RDC : Joseph Kabila roulera-t-il dans la farine les membres du conseil de sécurité de l’ONU ?

Poignée de main entre Joseph Kabila et Antonio Guterres à New-York le 26 septembre dernier, en marge de la 73ème assemblée générale de l'ONU © DR

Jeudi 4 octobre dans la soirée, une délégation du conseil de sécurité se rendra en RDC pour une visite de 48 heures. Son objectif : évaluer l’état d’avancement du processus électoral.

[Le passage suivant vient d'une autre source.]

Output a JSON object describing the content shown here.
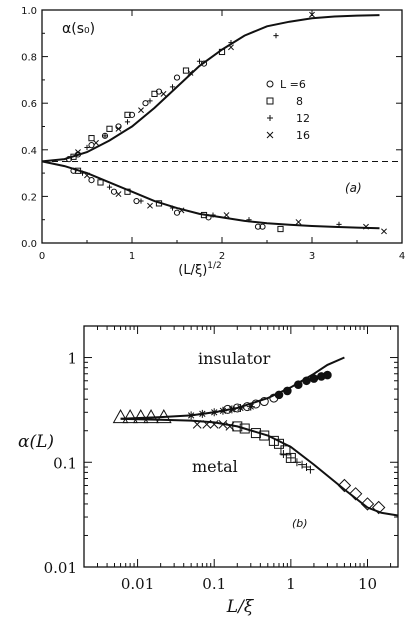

« Kinshasa devra se contenter de bien d’autres choses que des mots ou des promesses », avertit un ambassadeur à l’ONU. Il faut dire que les membres du conseil de sécurité des Nations Unis sont de plus en plus préoccupés par l’évolution du processus électoral en RDC.

« Les membres du conseil de sécurité reçoivent des rapports alarmistes de leurs services sur l’état d’avancement du processus électoral en RDC, à rebours des propos rassurants que tiennent les autorités », indique une autre source à New York.

De fait, les membres du conseil de sécurité s’attendent à ce que leur soit présentée une version très édulcorée de la réalité. Mais ils sont parfaitement conscients pour la plupart du terrain sur lequel ils mettent les pieds. Qu’il s’agisse de la machine à voter à la fiabilité plus que douteuse et dont la distribution à moins de 80 jours des élections n’a toujours pas démarré, du fichier électoral vicié à plus de 25 % selon l’OIF qui l’a audité, du manque total d’inclusivité (Joseph Kabila ayant choisi ses opposants en vue du scrutin présidentiel, écartant Moïse Katumbi et Jean-Pierre Bemba, ses deux adversaires les plus dangereux) ou encore de l’absence total de décrispation politique comme prescrit par l’accord de la Saint-Sylvestre (signé par le camp présidentiel).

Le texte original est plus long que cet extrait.